Top Brass Testifies in Refugio Oil Spill Trial
Plains CEO Gregory Armstrong Takes the Stand
Plains All American Pipeline CEO and Chair Gregory Lee Armstrong testified at the company’s criminal trial on Monday that seeing the Refugio Oil Spill in person made him sick to his stomach. Armstrong said Plains took full responsibility for the event, and the $155 million it shelled out for cleanup aligned with his directive to “do the right thing.” His testimony also triggered a lawyerly squabble as prosecutor Brett Morris inquired if Plains employed lobbyists ahead of the 2015 spill or had negotiated with federal agencies regarding the trial. In response, defense attorney Gary Lincenberg motioned to end the case in a mistrial, arguing that Morris’s conduct was “inflammatory and intentionally misleading.” Judge James Herman didn’t take issue with the questions.
Overall, Armstrong’s testimony about the company was vague.

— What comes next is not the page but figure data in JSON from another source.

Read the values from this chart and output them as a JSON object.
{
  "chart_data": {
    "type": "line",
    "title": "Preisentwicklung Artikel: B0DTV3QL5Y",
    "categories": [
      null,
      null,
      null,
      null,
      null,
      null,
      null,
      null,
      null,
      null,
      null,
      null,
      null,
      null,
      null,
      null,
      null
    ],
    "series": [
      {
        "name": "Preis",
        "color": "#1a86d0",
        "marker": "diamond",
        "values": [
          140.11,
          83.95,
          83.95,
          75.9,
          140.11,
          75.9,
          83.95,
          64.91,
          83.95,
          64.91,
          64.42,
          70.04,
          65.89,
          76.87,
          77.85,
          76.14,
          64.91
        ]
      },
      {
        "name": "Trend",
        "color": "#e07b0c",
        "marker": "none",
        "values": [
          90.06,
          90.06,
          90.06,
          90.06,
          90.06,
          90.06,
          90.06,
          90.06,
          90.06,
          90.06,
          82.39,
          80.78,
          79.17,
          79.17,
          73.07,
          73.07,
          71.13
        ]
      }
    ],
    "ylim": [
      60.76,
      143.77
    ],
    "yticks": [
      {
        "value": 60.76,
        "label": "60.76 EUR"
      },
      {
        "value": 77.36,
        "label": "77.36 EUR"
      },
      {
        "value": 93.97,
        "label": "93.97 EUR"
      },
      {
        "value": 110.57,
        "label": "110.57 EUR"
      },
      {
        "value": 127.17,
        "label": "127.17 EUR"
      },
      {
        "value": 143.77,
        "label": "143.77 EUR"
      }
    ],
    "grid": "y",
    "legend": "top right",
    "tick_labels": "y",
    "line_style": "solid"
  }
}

His picture of pipeline operations came from thick quarterly reports and executive meetings; he didn’t know pipeline segment Line 901 by name until it ruptured on his birthday. Armstrong arrived in Santa Barbara the next day and saw the spill from a helicopter.

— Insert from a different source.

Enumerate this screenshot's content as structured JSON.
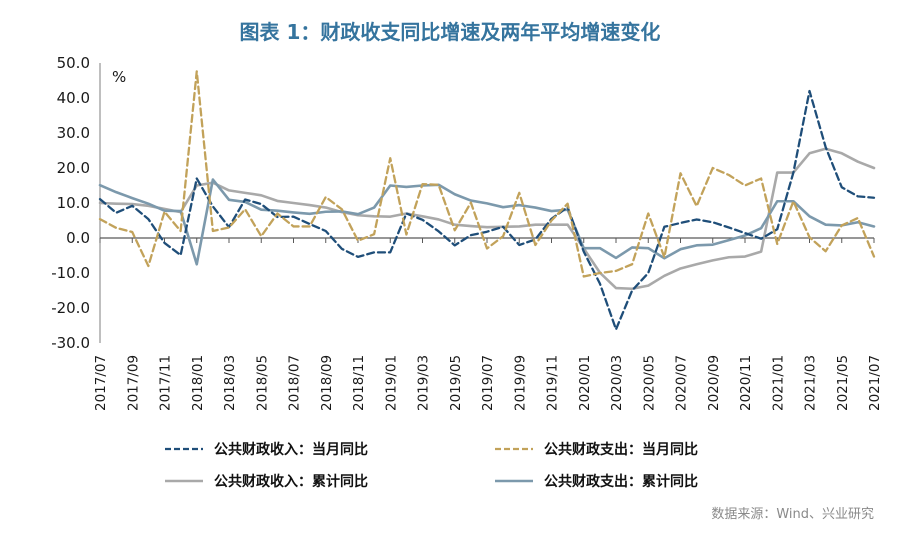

A witness more central to Plains’ defense followed Armstrong: Ngiabi Gicuhi, who was Plains’ western director of environmental and regulatory compliance at the time of the spill. Gicuhi helped hammer out the company’s spill-response plan, and because that 1,000-page document received federal and state approval, Plains attorneys have argued that the company was prepared to respond appropriately to the oil in the ocean. The prosecution, however, has pointed out Plains employees’ failure to adhere to the plan, which the defense has answered with the “actual circumstances may vary” phrasing that’s sprinkled throughout the document.
The trial is slated to last through August.